It's summer here in Denver which means evening rain showers. As the day cools down, I often like something to warm me up! Tonight I made chili and corn bread for the family. It is no easy feat to cook for my family of five, with a vegetarian and a picky-eater. But four out of the five of us will eat it, so I figured why not give it a go!
I made up this recipe as I went but so far it smells and tastes good. I also do not measure spices, I just add by eye and what I think will taste good.
1 can tomato sauce
1 can diced tomatoes
1 can black beans
1 can kidney beans
1 can pinto beans
1/2 can of Wolfgang Puck's Arrabbiata Pasta Sauce (he already roasted the red peppers for me!)
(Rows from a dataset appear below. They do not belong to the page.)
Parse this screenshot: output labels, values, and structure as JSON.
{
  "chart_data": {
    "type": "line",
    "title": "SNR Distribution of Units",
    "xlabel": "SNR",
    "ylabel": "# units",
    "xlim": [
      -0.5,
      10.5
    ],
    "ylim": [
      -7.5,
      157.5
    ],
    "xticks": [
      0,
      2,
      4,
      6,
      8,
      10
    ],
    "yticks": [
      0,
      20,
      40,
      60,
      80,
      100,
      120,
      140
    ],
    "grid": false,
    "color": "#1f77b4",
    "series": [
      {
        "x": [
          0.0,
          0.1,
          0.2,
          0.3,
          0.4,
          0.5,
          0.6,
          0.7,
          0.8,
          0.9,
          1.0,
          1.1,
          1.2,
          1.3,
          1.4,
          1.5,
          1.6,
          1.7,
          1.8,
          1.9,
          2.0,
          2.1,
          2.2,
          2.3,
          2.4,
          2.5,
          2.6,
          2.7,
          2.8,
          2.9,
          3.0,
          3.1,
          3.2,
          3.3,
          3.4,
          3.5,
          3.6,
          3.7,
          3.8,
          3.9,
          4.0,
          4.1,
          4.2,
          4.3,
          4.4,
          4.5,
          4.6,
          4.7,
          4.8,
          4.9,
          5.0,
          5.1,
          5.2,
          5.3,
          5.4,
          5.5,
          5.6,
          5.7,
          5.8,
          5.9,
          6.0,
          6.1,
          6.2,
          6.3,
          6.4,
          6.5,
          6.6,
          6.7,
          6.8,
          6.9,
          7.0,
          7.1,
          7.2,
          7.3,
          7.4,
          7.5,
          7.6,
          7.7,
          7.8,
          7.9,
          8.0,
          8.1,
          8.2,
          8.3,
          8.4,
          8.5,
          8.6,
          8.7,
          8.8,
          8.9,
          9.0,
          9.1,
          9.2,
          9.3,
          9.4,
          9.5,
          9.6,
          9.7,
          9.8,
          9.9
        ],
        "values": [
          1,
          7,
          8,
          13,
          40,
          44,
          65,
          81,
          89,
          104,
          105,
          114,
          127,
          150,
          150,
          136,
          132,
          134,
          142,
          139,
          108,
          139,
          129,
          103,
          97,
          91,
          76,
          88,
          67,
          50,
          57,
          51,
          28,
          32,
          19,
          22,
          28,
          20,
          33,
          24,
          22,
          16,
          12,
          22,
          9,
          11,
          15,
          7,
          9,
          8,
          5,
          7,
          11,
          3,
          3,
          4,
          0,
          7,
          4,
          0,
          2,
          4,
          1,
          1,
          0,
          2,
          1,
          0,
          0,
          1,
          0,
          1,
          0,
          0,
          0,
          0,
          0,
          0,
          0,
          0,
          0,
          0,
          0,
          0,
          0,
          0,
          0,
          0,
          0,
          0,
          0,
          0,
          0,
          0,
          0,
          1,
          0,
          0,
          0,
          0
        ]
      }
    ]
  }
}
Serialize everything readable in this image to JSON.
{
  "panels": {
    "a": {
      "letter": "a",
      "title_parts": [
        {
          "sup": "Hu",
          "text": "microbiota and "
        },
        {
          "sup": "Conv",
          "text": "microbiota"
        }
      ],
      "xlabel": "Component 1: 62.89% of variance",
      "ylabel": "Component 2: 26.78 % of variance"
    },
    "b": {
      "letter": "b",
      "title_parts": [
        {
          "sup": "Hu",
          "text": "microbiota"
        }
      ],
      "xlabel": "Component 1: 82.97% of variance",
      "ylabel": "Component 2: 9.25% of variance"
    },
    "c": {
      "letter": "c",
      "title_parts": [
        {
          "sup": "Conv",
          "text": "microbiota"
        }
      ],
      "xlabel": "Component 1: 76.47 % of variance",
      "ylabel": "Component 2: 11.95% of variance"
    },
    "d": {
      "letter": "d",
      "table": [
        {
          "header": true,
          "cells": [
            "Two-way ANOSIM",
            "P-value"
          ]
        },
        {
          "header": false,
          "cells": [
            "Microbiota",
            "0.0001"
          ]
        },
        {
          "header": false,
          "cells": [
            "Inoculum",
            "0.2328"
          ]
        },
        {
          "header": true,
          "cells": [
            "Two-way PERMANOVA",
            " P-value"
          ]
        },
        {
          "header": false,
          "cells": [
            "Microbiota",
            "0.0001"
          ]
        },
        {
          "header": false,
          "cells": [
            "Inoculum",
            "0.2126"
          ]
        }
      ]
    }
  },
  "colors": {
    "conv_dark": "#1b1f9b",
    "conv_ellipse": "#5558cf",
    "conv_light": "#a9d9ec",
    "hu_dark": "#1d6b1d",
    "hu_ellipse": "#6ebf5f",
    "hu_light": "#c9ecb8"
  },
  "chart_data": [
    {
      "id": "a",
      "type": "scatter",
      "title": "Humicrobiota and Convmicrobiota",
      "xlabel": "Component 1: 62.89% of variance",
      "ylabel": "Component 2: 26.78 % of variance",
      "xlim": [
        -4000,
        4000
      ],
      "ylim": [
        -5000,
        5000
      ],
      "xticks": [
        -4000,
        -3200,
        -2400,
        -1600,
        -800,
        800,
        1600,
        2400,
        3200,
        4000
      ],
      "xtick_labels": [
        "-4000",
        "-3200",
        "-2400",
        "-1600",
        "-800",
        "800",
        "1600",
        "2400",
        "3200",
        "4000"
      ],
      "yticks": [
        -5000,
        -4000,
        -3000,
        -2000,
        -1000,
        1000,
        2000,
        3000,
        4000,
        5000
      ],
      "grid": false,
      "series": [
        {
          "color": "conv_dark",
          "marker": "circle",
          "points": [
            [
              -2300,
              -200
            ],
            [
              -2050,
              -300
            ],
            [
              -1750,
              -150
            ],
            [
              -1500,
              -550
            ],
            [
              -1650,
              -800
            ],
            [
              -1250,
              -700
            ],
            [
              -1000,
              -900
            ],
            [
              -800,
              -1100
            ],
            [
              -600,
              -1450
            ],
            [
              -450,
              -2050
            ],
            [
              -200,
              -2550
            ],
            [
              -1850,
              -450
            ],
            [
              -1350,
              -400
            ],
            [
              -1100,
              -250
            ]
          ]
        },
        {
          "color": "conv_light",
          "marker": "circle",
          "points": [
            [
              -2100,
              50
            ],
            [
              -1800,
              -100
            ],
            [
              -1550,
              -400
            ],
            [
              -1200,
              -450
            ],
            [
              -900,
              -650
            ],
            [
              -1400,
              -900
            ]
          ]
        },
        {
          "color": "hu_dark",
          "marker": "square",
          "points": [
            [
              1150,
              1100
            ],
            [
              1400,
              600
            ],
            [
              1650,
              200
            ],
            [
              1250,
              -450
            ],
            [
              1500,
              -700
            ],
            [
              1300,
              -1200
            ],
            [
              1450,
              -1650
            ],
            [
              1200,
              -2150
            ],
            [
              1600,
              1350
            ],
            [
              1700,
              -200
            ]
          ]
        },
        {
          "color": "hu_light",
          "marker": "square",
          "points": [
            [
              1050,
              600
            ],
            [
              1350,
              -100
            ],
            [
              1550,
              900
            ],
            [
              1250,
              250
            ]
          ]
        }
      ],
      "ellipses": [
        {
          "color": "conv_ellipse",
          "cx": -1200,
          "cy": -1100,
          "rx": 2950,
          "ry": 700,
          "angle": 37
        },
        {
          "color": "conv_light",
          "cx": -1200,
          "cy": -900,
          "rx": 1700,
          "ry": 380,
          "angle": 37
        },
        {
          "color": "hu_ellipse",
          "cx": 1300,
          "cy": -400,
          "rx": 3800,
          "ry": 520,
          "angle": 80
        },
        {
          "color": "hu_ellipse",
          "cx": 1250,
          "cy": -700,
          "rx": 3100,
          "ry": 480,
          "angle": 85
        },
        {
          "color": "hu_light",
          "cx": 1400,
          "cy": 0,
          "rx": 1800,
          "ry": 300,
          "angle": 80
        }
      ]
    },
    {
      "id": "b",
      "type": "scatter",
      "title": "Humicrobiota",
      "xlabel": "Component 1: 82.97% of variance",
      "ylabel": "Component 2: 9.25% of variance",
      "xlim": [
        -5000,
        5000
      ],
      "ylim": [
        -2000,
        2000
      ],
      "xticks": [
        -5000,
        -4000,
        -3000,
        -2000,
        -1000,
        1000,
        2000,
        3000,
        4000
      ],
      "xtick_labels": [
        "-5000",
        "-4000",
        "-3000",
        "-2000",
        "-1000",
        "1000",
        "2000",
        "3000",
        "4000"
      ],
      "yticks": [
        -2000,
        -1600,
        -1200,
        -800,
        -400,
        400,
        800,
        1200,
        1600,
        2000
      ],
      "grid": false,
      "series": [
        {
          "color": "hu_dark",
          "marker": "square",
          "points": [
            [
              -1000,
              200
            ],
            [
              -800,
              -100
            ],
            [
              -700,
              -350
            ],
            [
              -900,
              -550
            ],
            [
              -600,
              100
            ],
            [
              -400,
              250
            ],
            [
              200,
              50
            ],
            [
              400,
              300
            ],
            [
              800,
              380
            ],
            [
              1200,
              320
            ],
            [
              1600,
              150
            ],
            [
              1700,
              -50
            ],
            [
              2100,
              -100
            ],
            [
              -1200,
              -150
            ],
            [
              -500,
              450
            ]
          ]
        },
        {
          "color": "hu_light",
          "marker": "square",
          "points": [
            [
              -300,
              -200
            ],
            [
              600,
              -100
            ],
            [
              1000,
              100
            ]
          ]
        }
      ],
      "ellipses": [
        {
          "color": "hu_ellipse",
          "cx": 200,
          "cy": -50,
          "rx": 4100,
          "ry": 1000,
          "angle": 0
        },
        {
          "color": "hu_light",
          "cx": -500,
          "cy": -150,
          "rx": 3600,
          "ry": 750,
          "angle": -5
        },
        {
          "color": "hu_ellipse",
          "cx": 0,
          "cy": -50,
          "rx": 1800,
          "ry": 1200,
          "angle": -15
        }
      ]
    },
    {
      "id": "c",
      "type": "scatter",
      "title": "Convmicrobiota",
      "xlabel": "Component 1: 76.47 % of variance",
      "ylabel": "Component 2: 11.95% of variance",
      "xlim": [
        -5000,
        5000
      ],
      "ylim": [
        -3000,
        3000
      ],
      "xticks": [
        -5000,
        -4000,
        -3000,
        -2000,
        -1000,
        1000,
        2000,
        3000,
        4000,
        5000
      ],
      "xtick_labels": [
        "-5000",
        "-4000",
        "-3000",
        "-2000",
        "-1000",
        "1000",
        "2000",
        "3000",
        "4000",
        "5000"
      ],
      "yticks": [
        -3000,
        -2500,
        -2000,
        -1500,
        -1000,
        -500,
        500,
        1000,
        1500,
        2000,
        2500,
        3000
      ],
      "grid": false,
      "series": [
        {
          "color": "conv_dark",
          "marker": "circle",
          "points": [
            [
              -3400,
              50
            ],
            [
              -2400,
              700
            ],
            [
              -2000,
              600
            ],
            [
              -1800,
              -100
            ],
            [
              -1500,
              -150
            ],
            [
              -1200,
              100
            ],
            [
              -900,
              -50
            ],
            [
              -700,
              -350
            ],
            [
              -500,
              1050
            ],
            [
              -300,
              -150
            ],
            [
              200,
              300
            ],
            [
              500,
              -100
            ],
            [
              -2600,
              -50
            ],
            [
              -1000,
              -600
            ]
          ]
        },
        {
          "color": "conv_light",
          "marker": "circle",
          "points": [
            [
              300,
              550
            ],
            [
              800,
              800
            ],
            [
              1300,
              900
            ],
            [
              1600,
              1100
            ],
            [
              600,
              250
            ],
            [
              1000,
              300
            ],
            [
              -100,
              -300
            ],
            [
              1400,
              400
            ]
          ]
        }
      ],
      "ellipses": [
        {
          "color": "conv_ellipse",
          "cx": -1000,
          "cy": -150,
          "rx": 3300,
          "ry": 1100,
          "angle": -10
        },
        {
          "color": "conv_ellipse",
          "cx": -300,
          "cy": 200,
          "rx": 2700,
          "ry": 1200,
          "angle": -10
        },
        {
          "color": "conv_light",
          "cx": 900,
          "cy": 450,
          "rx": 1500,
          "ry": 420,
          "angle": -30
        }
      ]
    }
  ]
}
2 zucchini, peeled, cut lengthwise and diced
1 yellow onion, diced
1/2 green bell pepper, diced
1 cup of frozen corn (add at the last ten minutes of cooking)
Garlic powder (would have used fresh garlic but we were out!)
I honestly threw everything into a pot and let simmered for about 90 minutes. If needed to make this in a hurry, crank up the heat, since its vegetarian you don't need to worry about undercooked food! A dollop of sour cream, diced avocado, and fresh cilantro from the garden will garnish this dish nicely.
For the corn bread I just followed the recipe on the back of the canister because, I'm not fancy, nor did I have any fresh jalapenos to dice and add to the batter.